Polycarbonate is extremely durable and highly effective for a wide range of professional-level applications:
When it comes to strength, polycarbonate truly is the “king” of 3D printer filament, dramatically out-performing other materials in strength tests. In an informal material strength test, Airwolf 3D printed a series of hooks using a variety of 3D printing materials: ABS, PLA, Nylon 910, and polycarbonate. Each material was then tested by loading the hook with weight until it fractured. Polycarbonate won by a landslide.
PLA has a tensile strength of 7,250 psi and was able to lift 285 pounds. In comparison, ABS has a tensile strength of 4,700 psi and snapped instantly under 285 pounds of weight. Polycarbonate, on the other hand, has a tensile strength of 9,800 psi and lifted a whopping 685 pounds — far more than any of the other materials that were tested.
Historically, there has been a great deal of hesitance when it comes to making fully functional, end-use parts out of 3D-printed materials. For example, most parts made from commonly used 3D printing materials simply are not strong enough for safety-critical automotive components. The advent of 3D printing in polycarbonate, however, has initiated a paradigm shift.
With the incredible strength of polycarbonate as described above, along with significant developments in 3D printing technology, such as a better understanding and employment of thermal management and innovations in bed adhesion, users are now empowered to create extremely strong functional parts for end-use applications.

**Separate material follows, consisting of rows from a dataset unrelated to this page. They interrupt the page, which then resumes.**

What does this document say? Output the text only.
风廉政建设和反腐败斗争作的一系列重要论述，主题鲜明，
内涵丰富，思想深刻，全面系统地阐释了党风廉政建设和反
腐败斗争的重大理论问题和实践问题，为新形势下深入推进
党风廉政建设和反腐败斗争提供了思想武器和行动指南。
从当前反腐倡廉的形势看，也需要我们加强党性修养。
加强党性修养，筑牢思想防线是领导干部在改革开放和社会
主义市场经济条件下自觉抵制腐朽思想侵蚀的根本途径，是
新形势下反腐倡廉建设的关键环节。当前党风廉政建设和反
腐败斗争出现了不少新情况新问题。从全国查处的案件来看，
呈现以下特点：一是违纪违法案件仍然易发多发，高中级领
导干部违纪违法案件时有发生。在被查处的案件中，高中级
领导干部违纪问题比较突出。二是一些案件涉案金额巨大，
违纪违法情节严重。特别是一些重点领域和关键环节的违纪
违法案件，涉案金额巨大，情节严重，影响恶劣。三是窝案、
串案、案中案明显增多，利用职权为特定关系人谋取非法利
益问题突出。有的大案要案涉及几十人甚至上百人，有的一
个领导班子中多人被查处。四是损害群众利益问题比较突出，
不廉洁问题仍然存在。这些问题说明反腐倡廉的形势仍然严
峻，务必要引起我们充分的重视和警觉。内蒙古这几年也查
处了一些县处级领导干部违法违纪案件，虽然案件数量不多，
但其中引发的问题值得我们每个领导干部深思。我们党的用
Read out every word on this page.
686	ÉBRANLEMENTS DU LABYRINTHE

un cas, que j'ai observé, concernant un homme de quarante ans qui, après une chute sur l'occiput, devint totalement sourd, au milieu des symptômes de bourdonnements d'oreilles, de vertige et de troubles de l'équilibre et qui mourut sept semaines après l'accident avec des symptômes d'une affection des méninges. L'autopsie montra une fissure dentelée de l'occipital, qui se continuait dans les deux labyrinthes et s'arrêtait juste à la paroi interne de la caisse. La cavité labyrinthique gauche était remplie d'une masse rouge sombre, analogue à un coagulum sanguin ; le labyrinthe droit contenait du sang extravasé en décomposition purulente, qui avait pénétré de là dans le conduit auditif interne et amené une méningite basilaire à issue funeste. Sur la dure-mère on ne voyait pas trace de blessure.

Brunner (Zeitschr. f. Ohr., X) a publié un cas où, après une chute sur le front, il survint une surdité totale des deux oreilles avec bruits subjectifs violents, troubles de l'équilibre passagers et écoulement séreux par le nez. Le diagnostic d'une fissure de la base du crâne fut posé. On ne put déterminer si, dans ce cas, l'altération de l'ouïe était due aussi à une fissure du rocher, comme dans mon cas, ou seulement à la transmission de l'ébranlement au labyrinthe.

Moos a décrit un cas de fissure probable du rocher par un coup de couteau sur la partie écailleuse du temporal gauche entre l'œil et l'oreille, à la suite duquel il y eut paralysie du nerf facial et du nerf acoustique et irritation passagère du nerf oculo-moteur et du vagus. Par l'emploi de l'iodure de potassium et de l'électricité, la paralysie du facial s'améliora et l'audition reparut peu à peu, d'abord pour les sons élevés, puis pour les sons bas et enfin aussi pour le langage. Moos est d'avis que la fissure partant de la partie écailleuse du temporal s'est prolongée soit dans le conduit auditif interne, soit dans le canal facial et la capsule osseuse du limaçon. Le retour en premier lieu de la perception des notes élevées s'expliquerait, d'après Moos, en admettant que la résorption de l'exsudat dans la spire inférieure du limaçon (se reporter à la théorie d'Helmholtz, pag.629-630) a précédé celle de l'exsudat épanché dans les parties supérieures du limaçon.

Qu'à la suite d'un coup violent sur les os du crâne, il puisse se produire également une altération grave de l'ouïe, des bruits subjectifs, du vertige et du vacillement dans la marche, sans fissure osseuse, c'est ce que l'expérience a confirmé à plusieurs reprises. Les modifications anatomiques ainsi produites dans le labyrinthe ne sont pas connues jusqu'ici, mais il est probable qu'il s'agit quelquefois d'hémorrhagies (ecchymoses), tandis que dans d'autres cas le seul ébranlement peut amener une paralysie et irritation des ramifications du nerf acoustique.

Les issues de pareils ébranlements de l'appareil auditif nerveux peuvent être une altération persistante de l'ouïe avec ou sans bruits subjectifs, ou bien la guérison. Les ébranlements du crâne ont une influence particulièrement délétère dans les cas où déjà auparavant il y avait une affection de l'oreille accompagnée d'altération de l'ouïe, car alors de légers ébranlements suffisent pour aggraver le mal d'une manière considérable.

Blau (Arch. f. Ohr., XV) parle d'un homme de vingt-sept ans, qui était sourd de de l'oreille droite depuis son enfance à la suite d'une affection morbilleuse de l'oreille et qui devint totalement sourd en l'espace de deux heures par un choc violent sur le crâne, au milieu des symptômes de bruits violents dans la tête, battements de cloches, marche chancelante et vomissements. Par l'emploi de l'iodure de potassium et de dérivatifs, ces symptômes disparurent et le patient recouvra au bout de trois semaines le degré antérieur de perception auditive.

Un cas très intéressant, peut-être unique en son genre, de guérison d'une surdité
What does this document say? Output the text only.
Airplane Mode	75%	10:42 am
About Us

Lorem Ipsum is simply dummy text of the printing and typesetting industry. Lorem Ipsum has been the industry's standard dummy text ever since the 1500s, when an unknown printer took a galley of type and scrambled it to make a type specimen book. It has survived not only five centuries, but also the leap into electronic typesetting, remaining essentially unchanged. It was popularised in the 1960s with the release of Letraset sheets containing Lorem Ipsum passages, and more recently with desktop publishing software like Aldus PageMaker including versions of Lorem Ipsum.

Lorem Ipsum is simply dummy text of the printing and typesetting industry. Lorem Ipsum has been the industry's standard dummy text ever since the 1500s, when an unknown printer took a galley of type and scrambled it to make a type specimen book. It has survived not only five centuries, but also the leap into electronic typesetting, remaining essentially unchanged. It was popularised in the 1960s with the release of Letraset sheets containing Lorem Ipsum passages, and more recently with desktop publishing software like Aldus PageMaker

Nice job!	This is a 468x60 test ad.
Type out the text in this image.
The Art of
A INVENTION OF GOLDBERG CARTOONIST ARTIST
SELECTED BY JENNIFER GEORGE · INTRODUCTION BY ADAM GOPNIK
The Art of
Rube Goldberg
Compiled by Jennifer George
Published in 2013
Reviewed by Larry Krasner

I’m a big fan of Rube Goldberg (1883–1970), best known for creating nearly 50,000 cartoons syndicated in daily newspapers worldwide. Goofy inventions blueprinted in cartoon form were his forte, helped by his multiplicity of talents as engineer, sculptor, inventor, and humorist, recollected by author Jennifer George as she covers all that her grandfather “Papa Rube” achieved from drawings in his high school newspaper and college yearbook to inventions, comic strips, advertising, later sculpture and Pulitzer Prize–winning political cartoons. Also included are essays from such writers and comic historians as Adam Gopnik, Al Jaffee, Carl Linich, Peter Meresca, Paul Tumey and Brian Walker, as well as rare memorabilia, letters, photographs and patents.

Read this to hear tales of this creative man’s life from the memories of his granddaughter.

The ability to 3D print polycarbonate also has revolutionized the rapid prototyping process as prototypes for polycarbonate parts can now be created in the same material as the end-use part. Even if a production part’s final iteration will be injection-molded, 3D printing in polycarbonate allows quick design changes, a more efficient method of testing,and an easier, money-saving way to create a new prototype virtually immediately.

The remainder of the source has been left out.